Florovsky_Square.jpgPROFESSOR Karmiris spoke at the University of Athens in 1950 on the occasion of the celebration of the Three Saints [Orthodox Feast of the Three Holy Hierarchs on Jan 30: Basil the Great, Gregory the Theologian and John Chrysostom] on this very subject: the schism of the Roman Church. His speech was devoted to the history of the separation. He concluded by raising the question whether reunion was a possibility. Despite all the sad lessons of history, he emphasized, a peaceful resolution of the disagreements between the Orthodox Church and the Roman Church nevertheless remains possible—given the right conditions, “by means of oikonomia.” The separation should not be considered final and unsurmountable. On the contrary, it must be overcome and can be overcome.
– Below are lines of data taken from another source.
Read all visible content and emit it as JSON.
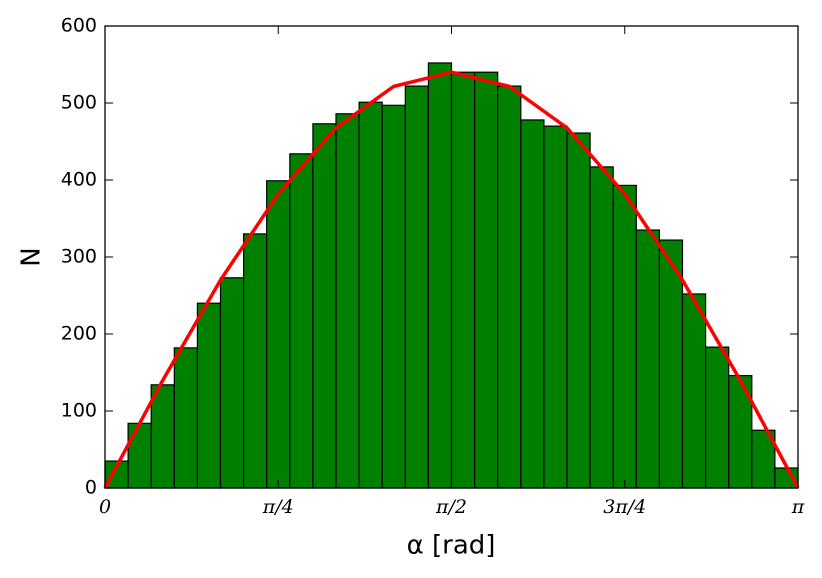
{
  "chart_data": {
    "type": "histogram",
    "xlabel": "α [rad]",
    "ylabel": "N",
    "color": "#008000",
    "bins": [
      0,
      0.1047,
      0.2094,
      0.3142,
      0.4189,
      0.5236,
      0.6283,
      0.733,
      0.8378,
      0.9425,
      1.0472,
      1.1519,
      1.2566,
      1.3614,
      1.4661,
      1.5708,
      1.6755,
      1.7802,
      1.885,
      1.9897,
      2.0944,
      2.1991,
      2.3038,
      2.4086,
      2.5133,
      2.618,
      2.7227,
      2.8274,
      2.9322,
      3.0369,
      3.1416
    ],
    "values": [
      35,
      84,
      134,
      182,
      240,
      273,
      330,
      399,
      434,
      473,
      486,
      501,
      497,
      522,
      552,
      540,
      540,
      522,
      478,
      470,
      461,
      417,
      393,
      335,
      322,
      252,
      183,
      146,
      75,
      26
    ],
    "curve": {
      "type": "line",
      "color": "#ff0000",
      "x": [
        0,
        0.2618,
        0.5236,
        0.7854,
        1.0472,
        1.309,
        1.5708,
        1.8326,
        2.0944,
        2.3562,
        2.618,
        2.8798,
        3.1416
      ],
      "values": [
        0,
        139.8,
        270,
        381.8,
        467.7,
        521.6,
        540,
        521.6,
        467.7,
        381.8,
        270,
        139.8,
        0
      ]
    },
    "xlim": [
      0,
      3.1416
    ],
    "ylim": [
      0,
      600
    ],
    "xticks": [
      0,
      {
        "value": 0.7854,
        "label": "π/4"
      },
      {
        "value": 1.5708,
        "label": "π/2"
      },
      {
        "value": 2.3562,
        "label": "3π/4"
      },
      {
        "value": 3.1416,
        "label": "π"
      }
    ],
    "yticks": [
      0,
      100,
      200,
      300,
      400,
      500,
      600
    ]
  }
}
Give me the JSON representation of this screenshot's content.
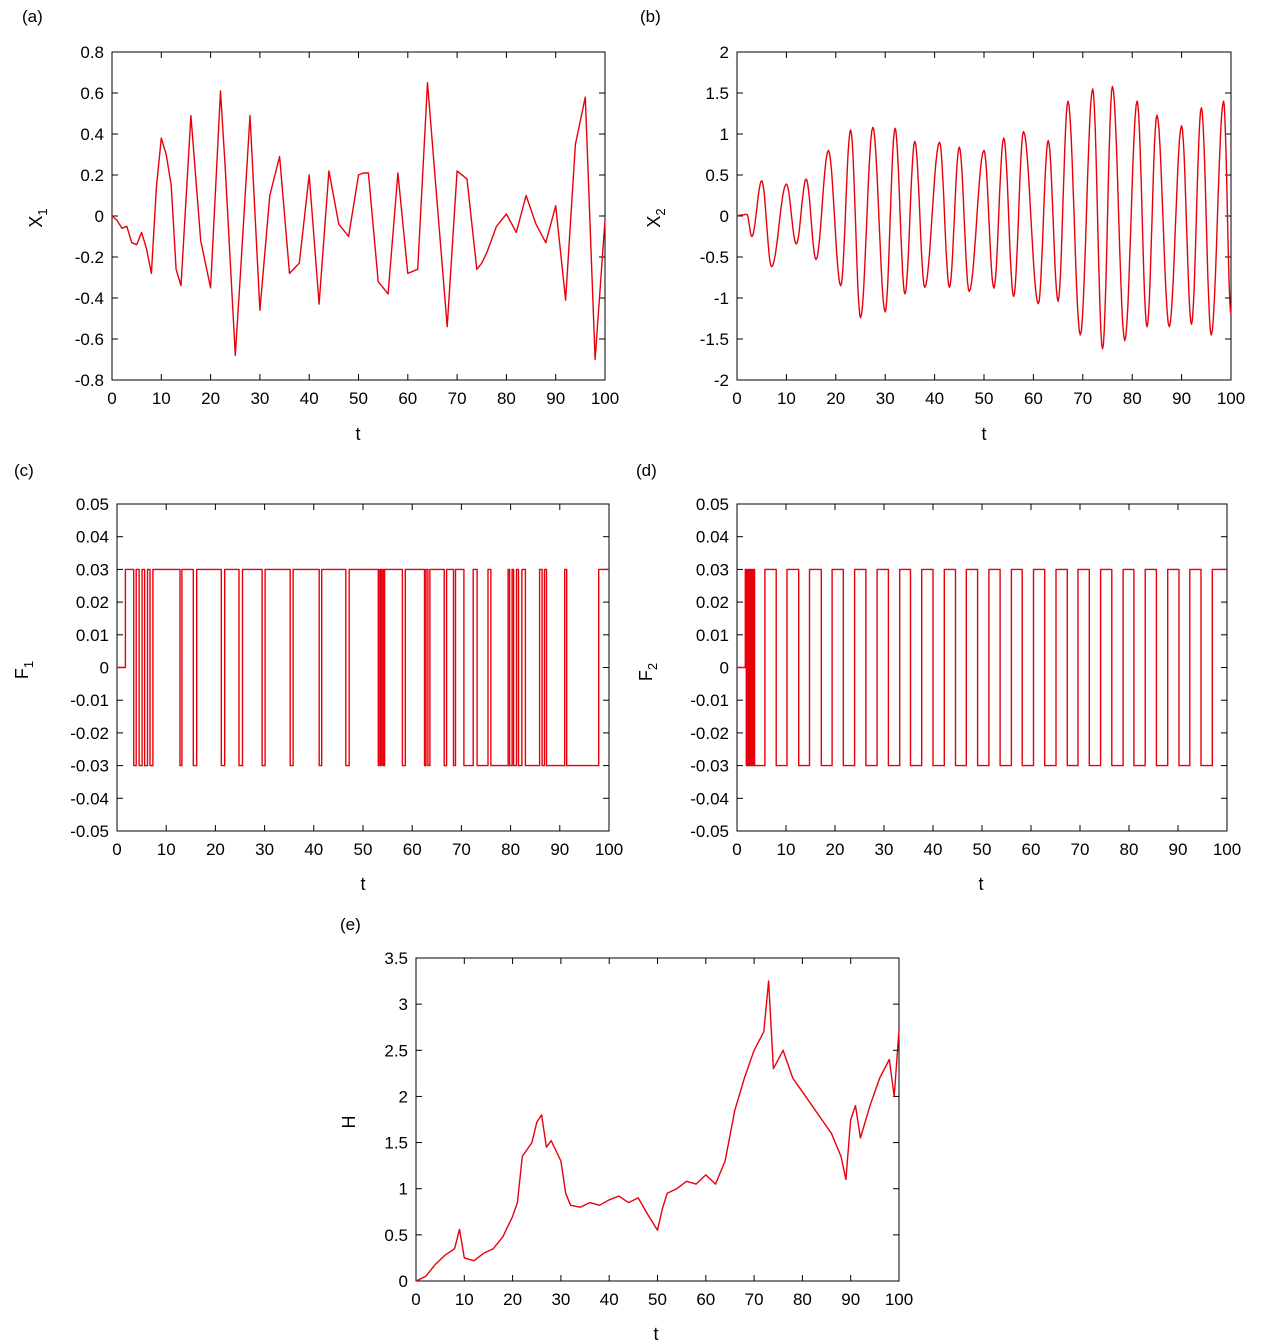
{
  "colors": {
    "series": "#e8000b",
    "axes": "#000000",
    "background": "#ffffff"
  },
  "chart_data": [
    {
      "panel": "(a)",
      "type": "line",
      "xlabel": "t",
      "ylabel": "X",
      "ylabel_sub": "1",
      "xlim": [
        0,
        100
      ],
      "ylim": [
        -0.8,
        0.8
      ],
      "xticks": [
        0,
        10,
        20,
        30,
        40,
        50,
        60,
        70,
        80,
        90,
        100
      ],
      "yticks": [
        -0.8,
        -0.6,
        -0.4,
        -0.2,
        0,
        0.2,
        0.4,
        0.6,
        0.8
      ],
      "ytick_labels": [
        "-0.8",
        "-0.6",
        "-0.4",
        "-0.2",
        "0",
        "0.2",
        "0.4",
        "0.6",
        "0.8"
      ],
      "grid": false,
      "series": [
        {
          "x": [
            0,
            1,
            2,
            3,
            4,
            5,
            6,
            7,
            8,
            9,
            10,
            11,
            12,
            13,
            14,
            16,
            18,
            20,
            22,
            23,
            25,
            26,
            28,
            30,
            32,
            34,
            36,
            38,
            40,
            42,
            44,
            46,
            48,
            50,
            51,
            52,
            54,
            56,
            58,
            60,
            62,
            64,
            66,
            68,
            70,
            72,
            74,
            75,
            76,
            78,
            80,
            82,
            84,
            86,
            88,
            90,
            92,
            94,
            96,
            98,
            100
          ],
          "y": [
            0,
            -0.02,
            -0.06,
            -0.05,
            -0.13,
            -0.14,
            -0.08,
            -0.16,
            -0.28,
            0.14,
            0.38,
            0.3,
            0.15,
            -0.26,
            -0.34,
            0.49,
            -0.12,
            -0.35,
            0.61,
            0.22,
            -0.68,
            -0.3,
            0.49,
            -0.46,
            0.1,
            0.29,
            -0.28,
            -0.23,
            0.2,
            -0.43,
            0.22,
            -0.04,
            -0.1,
            0.2,
            0.21,
            0.21,
            -0.32,
            -0.38,
            0.21,
            -0.28,
            -0.26,
            0.65,
            0.05,
            -0.54,
            0.22,
            0.18,
            -0.26,
            -0.23,
            -0.18,
            -0.05,
            0.01,
            -0.08,
            0.1,
            -0.04,
            -0.13,
            0.05,
            -0.41,
            0.35,
            0.58,
            -0.7,
            -0.02
          ]
        }
      ]
    },
    {
      "panel": "(b)",
      "type": "line",
      "xlabel": "t",
      "ylabel": "X",
      "ylabel_sub": "2",
      "xlim": [
        0,
        100
      ],
      "ylim": [
        -2,
        2
      ],
      "xticks": [
        0,
        10,
        20,
        30,
        40,
        50,
        60,
        70,
        80,
        90,
        100
      ],
      "yticks": [
        -2,
        -1.5,
        -1,
        -0.5,
        0,
        0.5,
        1,
        1.5,
        2
      ],
      "ytick_labels": [
        "-2",
        "-1.5",
        "-1",
        "-0.5",
        "0",
        "0.5",
        "1",
        "1.5",
        "2"
      ],
      "grid": false,
      "oscillation": {
        "period": 4.5,
        "peaks": [
          [
            0.5,
            0.01
          ],
          [
            2,
            0.02
          ],
          [
            5,
            0.43
          ],
          [
            10,
            0.39
          ],
          [
            14,
            0.45
          ],
          [
            18.5,
            0.8
          ],
          [
            23,
            1.05
          ],
          [
            27.5,
            1.08
          ],
          [
            32,
            1.07
          ],
          [
            36,
            0.91
          ],
          [
            41,
            0.9
          ],
          [
            45,
            0.84
          ],
          [
            50,
            0.8
          ],
          [
            54,
            0.95
          ],
          [
            58,
            1.03
          ],
          [
            63,
            0.92
          ],
          [
            67,
            1.4
          ],
          [
            72,
            1.55
          ],
          [
            76,
            1.58
          ],
          [
            81,
            1.4
          ],
          [
            85,
            1.23
          ],
          [
            90,
            1.1
          ],
          [
            94,
            1.32
          ],
          [
            98.5,
            1.4
          ]
        ],
        "troughs": [
          [
            3,
            -0.25
          ],
          [
            7,
            -0.62
          ],
          [
            12,
            -0.34
          ],
          [
            16,
            -0.53
          ],
          [
            21,
            -0.85
          ],
          [
            25,
            -1.24
          ],
          [
            30,
            -1.17
          ],
          [
            34,
            -0.95
          ],
          [
            38,
            -0.87
          ],
          [
            43,
            -0.87
          ],
          [
            47,
            -0.92
          ],
          [
            52,
            -0.88
          ],
          [
            56,
            -0.98
          ],
          [
            61,
            -1.07
          ],
          [
            65,
            -1.04
          ],
          [
            69.5,
            -1.45
          ],
          [
            74,
            -1.62
          ],
          [
            78.5,
            -1.52
          ],
          [
            83,
            -1.35
          ],
          [
            87.5,
            -1.35
          ],
          [
            92,
            -1.32
          ],
          [
            96,
            -1.45
          ],
          [
            100,
            -1.2
          ]
        ]
      }
    },
    {
      "panel": "(c)",
      "type": "line",
      "step": true,
      "xlabel": "t",
      "ylabel": "F",
      "ylabel_sub": "1",
      "xlim": [
        0,
        100
      ],
      "ylim": [
        -0.05,
        0.05
      ],
      "xticks": [
        0,
        10,
        20,
        30,
        40,
        50,
        60,
        70,
        80,
        90,
        100
      ],
      "yticks": [
        -0.05,
        -0.04,
        -0.03,
        -0.02,
        -0.01,
        0,
        0.01,
        0.02,
        0.03,
        0.04,
        0.05
      ],
      "ytick_labels": [
        "-0.05",
        "-0.04",
        "-0.03",
        "-0.02",
        "-0.01",
        "0",
        "0.01",
        "0.02",
        "0.03",
        "0.04",
        "0.05"
      ],
      "grid": false,
      "level_high": 0.03,
      "level_low": -0.03,
      "initial_value": 0,
      "switch_times": [
        1.7,
        3.4,
        3.9,
        4.5,
        5.1,
        5.6,
        6.2,
        6.7,
        7.3,
        12.8,
        13.2,
        15.5,
        16.2,
        21.2,
        21.9,
        24.8,
        25.5,
        29.5,
        30.1,
        35.2,
        35.8,
        41.1,
        41.6,
        46.5,
        47.2,
        53.1,
        53.3,
        53.6,
        53.8,
        54.1,
        54.4,
        58.0,
        58.6,
        62.5,
        62.8,
        63.2,
        63.6,
        66.5,
        67.0,
        68.4,
        68.8,
        70.5,
        72.4,
        73.2,
        75.4,
        76.0,
        79.5,
        79.8,
        80.3,
        80.6,
        81.2,
        81.6,
        82.3,
        83.0,
        85.9,
        86.4,
        86.9,
        87.3,
        91.0,
        91.4,
        97.9
      ]
    },
    {
      "panel": "(d)",
      "type": "line",
      "step": true,
      "xlabel": "t",
      "ylabel": "F",
      "ylabel_sub": "2",
      "xlim": [
        0,
        100
      ],
      "ylim": [
        -0.05,
        0.05
      ],
      "xticks": [
        0,
        10,
        20,
        30,
        40,
        50,
        60,
        70,
        80,
        90,
        100
      ],
      "yticks": [
        -0.05,
        -0.04,
        -0.03,
        -0.02,
        -0.01,
        0,
        0.01,
        0.02,
        0.03,
        0.04,
        0.05
      ],
      "ytick_labels": [
        "-0.05",
        "-0.04",
        "-0.03",
        "-0.02",
        "-0.01",
        "0",
        "0.01",
        "0.02",
        "0.03",
        "0.04",
        "0.05"
      ],
      "grid": false,
      "level_high": 0.03,
      "level_low": -0.03,
      "initial_value": 0,
      "switch_times": [
        1.7,
        1.9,
        2.1,
        2.3,
        2.5,
        2.7,
        2.9,
        3.1,
        3.3,
        3.6,
        5.7,
        8.0,
        10.2,
        12.6,
        14.8,
        17.2,
        19.4,
        21.7,
        24.0,
        26.3,
        28.6,
        30.9,
        33.2,
        35.4,
        37.7,
        40.0,
        42.3,
        44.6,
        46.8,
        49.1,
        51.4,
        53.7,
        56.0,
        58.2,
        60.5,
        62.8,
        65.1,
        67.4,
        69.6,
        71.9,
        74.2,
        76.5,
        78.8,
        81.0,
        83.3,
        85.6,
        87.9,
        90.2,
        92.4,
        94.7,
        97.0
      ]
    },
    {
      "panel": "(e)",
      "type": "line",
      "xlabel": "t",
      "ylabel": "H",
      "xlim": [
        0,
        100
      ],
      "ylim": [
        0,
        3.5
      ],
      "xticks": [
        0,
        10,
        20,
        30,
        40,
        50,
        60,
        70,
        80,
        90,
        100
      ],
      "yticks": [
        0,
        0.5,
        1,
        1.5,
        2,
        2.5,
        3,
        3.5
      ],
      "ytick_labels": [
        "0",
        "0.5",
        "1",
        "1.5",
        "2",
        "2.5",
        "3",
        "3.5"
      ],
      "grid": false,
      "series": [
        {
          "x": [
            0,
            2,
            4,
            6,
            8,
            9,
            10,
            12,
            14,
            16,
            18,
            20,
            21,
            22,
            24,
            25,
            26,
            27,
            28,
            30,
            31,
            32,
            34,
            36,
            38,
            40,
            42,
            44,
            46,
            48,
            50,
            51,
            52,
            54,
            56,
            58,
            60,
            62,
            64,
            66,
            68,
            70,
            72,
            73,
            74,
            76,
            78,
            80,
            82,
            84,
            86,
            88,
            89,
            90,
            91,
            92,
            94,
            96,
            98,
            99,
            100
          ],
          "y": [
            0,
            0.05,
            0.18,
            0.28,
            0.35,
            0.56,
            0.25,
            0.22,
            0.3,
            0.35,
            0.48,
            0.7,
            0.85,
            1.35,
            1.5,
            1.72,
            1.8,
            1.45,
            1.52,
            1.3,
            0.95,
            0.82,
            0.8,
            0.85,
            0.82,
            0.88,
            0.92,
            0.85,
            0.9,
            0.72,
            0.55,
            0.78,
            0.95,
            1.0,
            1.08,
            1.05,
            1.15,
            1.05,
            1.3,
            1.85,
            2.2,
            2.5,
            2.7,
            3.25,
            2.3,
            2.5,
            2.2,
            2.05,
            1.9,
            1.75,
            1.6,
            1.35,
            1.1,
            1.75,
            1.9,
            1.55,
            1.9,
            2.2,
            2.4,
            2.0,
            2.72
          ]
        }
      ]
    }
  ]
}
Only this will require, above all, a long and serious preparation of the hearts and minds of both Churches, of the clergy as well as the laity. Prof. Karmiris was convinced that the Orthodox Church must not shy away from collaboration with Rome in this enterprise, and that it must hope to resolve existing differences “by means of okonomia,” restoring harmony, love, and unity between the two churches.
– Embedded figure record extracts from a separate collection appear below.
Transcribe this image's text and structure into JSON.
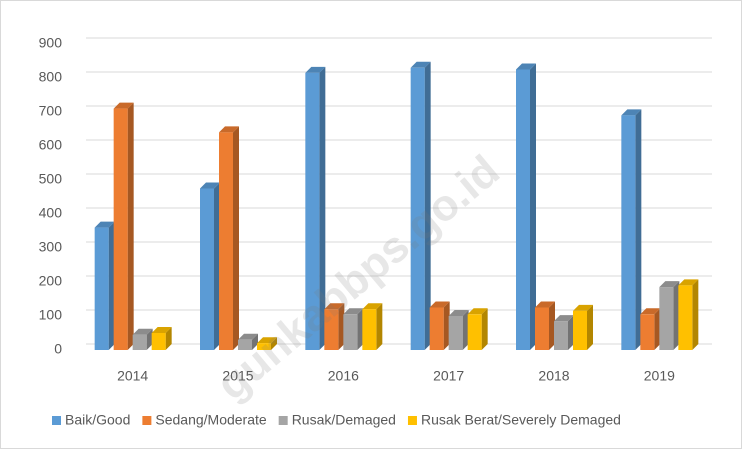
{
  "chart_data": {
    "type": "bar3d",
    "categories": [
      "2014",
      "2015",
      "2016",
      "2017",
      "2018",
      "2019"
    ],
    "series": [
      {
        "name": "Baik/Good",
        "color": "#5b9bd5",
        "values": [
          360,
          475,
          815,
          830,
          825,
          690
        ]
      },
      {
        "name": "Sedang/Moderate",
        "color": "#ed7d31",
        "values": [
          710,
          640,
          120,
          125,
          125,
          105
        ]
      },
      {
        "name": "Rusak/Demaged",
        "color": "#a5a5a5",
        "values": [
          45,
          30,
          105,
          100,
          85,
          185
        ]
      },
      {
        "name": "Rusak Berat/Severely Demaged",
        "color": "#ffc000",
        "values": [
          50,
          20,
          120,
          105,
          115,
          190
        ]
      }
    ],
    "ylim": [
      0,
      900
    ],
    "yticks": [
      0,
      100,
      200,
      300,
      400,
      500,
      600,
      700,
      800,
      900
    ],
    "grid": true,
    "legend": "bottom",
    "watermark": "gunkabbps.go.id"
  }
}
This judgment of a theologian and historian as careful and discreet as Professor Karmiris calls for serious consideration. It is not entirely clear what he means by the phrase of “by way of okonomia.” But in any case it is clear that he does not think that “reunification” can take place without a substantial agreement, without resolving controversial issues. It was his belief that these issues could be resolved, given the goodwill of both parties. In effect, he invites both Churches to a responsible theological dialogue—based on the Word of God and the ancient Tradition of the Church, and conducted in a spirit of mutual respect and love. One must not expect such a dialogue to be easy and lead to quick resolution of all differences and doubts. On the contrary, one must anticipate that it will be lengthy and difficult, if only it can manage to be honest and deep. But this is not a sufficient reason to refrain from dialogue, or to avoid it. The main obstacle to ecumenical progress has always been ecumenical impatience and ecumenical hastiness. This always leads toward a simplification of problems. The past history of relations between Orthodoxy and Rome demonstrates the danger of such haste, and its futility. But it seems that under present conditions the dialogue may prove to be easier than even a few years ago. The Roman Church is now in the process of reviewing her theological traditions, and in many ways is returning to the Tradition of the Ancient Church. This creates conditions favorable for dialogue.